Respiratory Department, Guang'anmen Hospital, China Academy of Chinese Medical Sciences, Beijing, China.
Respiratory Department, Xiyuan Hospital, China Academy of Chinese Medical Sciences, Beijing, China.
Medicine (Baltimore). 2024 Nov 29;103(48):e40648. doi: 10.1097/MD.0000000000040648.
Network pharmacology and molecular docking methods were applied to elucidate the molecular mechanism of action of Wensan tincture (WST) in the treatment of pulmonary nodules. The Traditional Chinese Medicine Systems Pharmacology and the Traditional Chinese Medicine and Chemical Composition database were used to screen the active ingredients. Potential targets of WST were retrieved using Traditional Chinese Medicine Systems Pharmacology, SwissADME, and SwissTargetPrediction, while pulmonary nodule-associated targets were obtained from GeneCards and Online Mendelian Inheritance in Man databases. An active ingredient-target network was constructed using Cytoscape 3.9.1, and Gene Ontology and Kyoto Encyclopedia of Genes and Genomes enrichment analyses were conducted via the Database for Annotation, Visualization, and Integrated Discovery platform to identify core targets and signaling pathways. Molecular docking studies were performed using AutoDockTools. The results revealed 62 active ingredients and 344 corresponding targets within the tincture, alongside 1005 targets associated with pulmonary nodules. Gene Ontology and Kyoto Encyclopedia of Genes and Genomes enrichment analyses indicated that the potential therapeutic targets of WST include signal transducer and activator of transcription 3, mitogen-activated protein kinase-3, mitogen-activated protein kinase-1, Jun proto-oncogene, tumor protein 53, phosphoinositide-3-kinase regulatory subunit 1, heat shock protein 90 alpha family class A member 1, and AKT serine/threonine kinase 1. The primary pathways were the cancer pathway, mitogen-activated protein kinase signaling, advanced glycation end-products and their receptor signaling, epidermal growth factor receptor signaling, hypoxia-inducible factor-1 signaling, and the programmed cell death-ligand 1/programmed cell death protein 1 checkpoint pathways. Molecular docking demonstrated that quercetin exhibited the strongest binding affinity with mitogen-activated protein kinase-3, with a binding energy of -9.1 kcal/mol. Notably, key components of WST, such as quercetin, demonstrate considerable potential as drug candidates for the treatment of pulmonary nodules.
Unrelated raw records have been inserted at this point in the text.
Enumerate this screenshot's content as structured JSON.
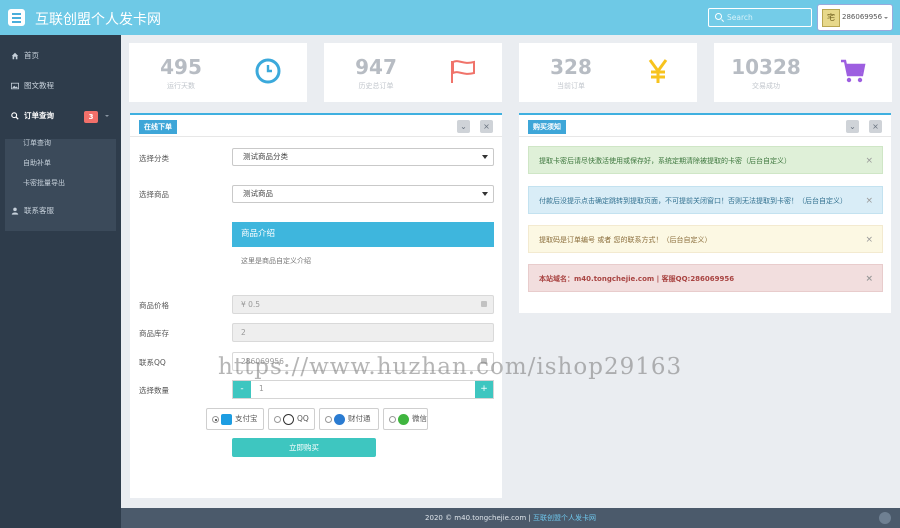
{
  "header": {
    "title": "互联创盟个人发卡网",
    "search_placeholder": "Search",
    "user_name": "286069956",
    "avatar_text": "宅"
  },
  "sidebar": {
    "items": [
      {
        "label": "首页",
        "icon": "home-icon"
      },
      {
        "label": "图文教程",
        "icon": "image-icon"
      },
      {
        "label": "订单查询",
        "icon": "search-icon",
        "badge": "3"
      },
      {
        "label": "联系客服",
        "icon": "user-icon"
      }
    ],
    "subitems": [
      {
        "label": "订单查询"
      },
      {
        "label": "自助补单"
      },
      {
        "label": "卡密批量导出"
      }
    ]
  },
  "stats": [
    {
      "value": "495",
      "label": "运行天数",
      "icon": "clock-icon",
      "color": "#3ba9db"
    },
    {
      "value": "947",
      "label": "历史总订单",
      "icon": "flag-icon",
      "color": "#f0736a"
    },
    {
      "value": "328",
      "label": "当前订单",
      "icon": "yen-icon",
      "color": "#f7c31e"
    },
    {
      "value": "10328",
      "label": "交易成功",
      "icon": "cart-icon",
      "color": "#9d5ee0"
    }
  ],
  "order_panel": {
    "title": "在线下单",
    "category_label": "选择分类",
    "category_value": "测试商品分类",
    "product_label": "选择商品",
    "product_value": "测试商品",
    "intro_title": "商品介绍",
    "intro_text": "这里是商品自定义介绍",
    "price_label": "商品价格",
    "price_value": "¥ 0.5",
    "stock_label": "商品库存",
    "stock_value": "2",
    "qq_label": "联系QQ",
    "qq_value": "286069956",
    "qty_label": "选择数量",
    "qty_value": "1",
    "qty_minus": "-",
    "qty_plus": "+",
    "payments": [
      {
        "label": "支付宝",
        "selected": true,
        "color": "#1d9de2"
      },
      {
        "label": "QQ",
        "selected": false,
        "color": "#222"
      },
      {
        "label": "财付通",
        "selected": false,
        "color": "#2a7bd1"
      },
      {
        "label": "微信",
        "selected": false,
        "color": "#3fb53f"
      }
    ],
    "buy_label": "立即购买"
  },
  "notice_panel": {
    "title": "购买须知",
    "notices": [
      {
        "text": "提取卡密后请尽快激活使用或保存好，系统定期清除被提取的卡密（后台自定义）",
        "bg": "#dff0d8",
        "border": "#cfe6c6",
        "color": "#3c763d"
      },
      {
        "text": "付款后没提示点击确定跳转到提取页面，不可提前关闭窗口！否则无法提取到卡密！（后台自定义）",
        "bg": "#d9edf7",
        "border": "#c3e2f0",
        "color": "#31708f"
      },
      {
        "text": "提取码是订单编号 或者 您的联系方式！（后台自定义）",
        "bg": "#fcf8e3",
        "border": "#f3ead0",
        "color": "#8a6d3b"
      },
      {
        "text": "本站域名：m40.tongchejie.com | 客服QQ:286069956",
        "bg": "#f2dede",
        "border": "#e8cccc",
        "color": "#a94442"
      }
    ]
  },
  "footer": {
    "prefix": "2020 © m40.tongchejie.com | ",
    "link": "互联创盟个人发卡网"
  },
  "watermark": "https://www.huzhan.com/ishop29163"
}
网络药理学和分子对接方法被应用于阐明温三酊(WST)治疗肺结节的作用机制。使用中药系统药理学数据库和中药化学成分数据库筛选 WST 的活性成分。使用中药系统药理学数据库、SwissADME 和 SwissTargetPrediction 检索 WST 的潜在靶点,同时从 GeneCards 和在线 Mendelian 遗传数据库中获取与肺结节相关的靶点。使用 Cytoscape 3.9.1 构建活性成分-靶标网络,通过数据库 for Annotation, Visualization, and Integrated Discovery 进行基因本体论和京都基因与基因组百科全书富集分析,以识别核心靶标和信号通路。使用 AutoDockTools 进行分子对接研究。结果显示,酊剂中含有 62 种活性成分和 344 个相应的靶标,与肺结节相关的靶标有 1005 个。基因本体论和京都基因与基因组百科全书富集分析表明,WST 的潜在治疗靶点包括信号转导和转录激活因子 3、丝裂原活化蛋白激酶-3、丝裂原活化蛋白激酶-1、原癌基因 Jun、肿瘤蛋白 53、磷酸肌醇-3-激酶调节亚基 1、热休克蛋白 90α 家族 A 成员 1 和 AKT 丝氨酸/苏氨酸激酶 1。主要通路包括癌症通路、丝裂原活化蛋白激酶信号通路、晚期糖基化终产物及其受体信号通路、表皮生长因子受体信号通路、缺氧诱导因子-1 信号通路和程序性细胞死亡配体 1/程序性细胞死亡蛋白 1 检查点通路。分子对接表明,槲皮素与丝裂原活化蛋白激酶-3 具有最强的结合亲和力,结合能为-9.1 kcal/mol。值得注意的是,WST 的关键成分,如槲皮素,显示出作为肺结节治疗药物候选物的巨大潜力。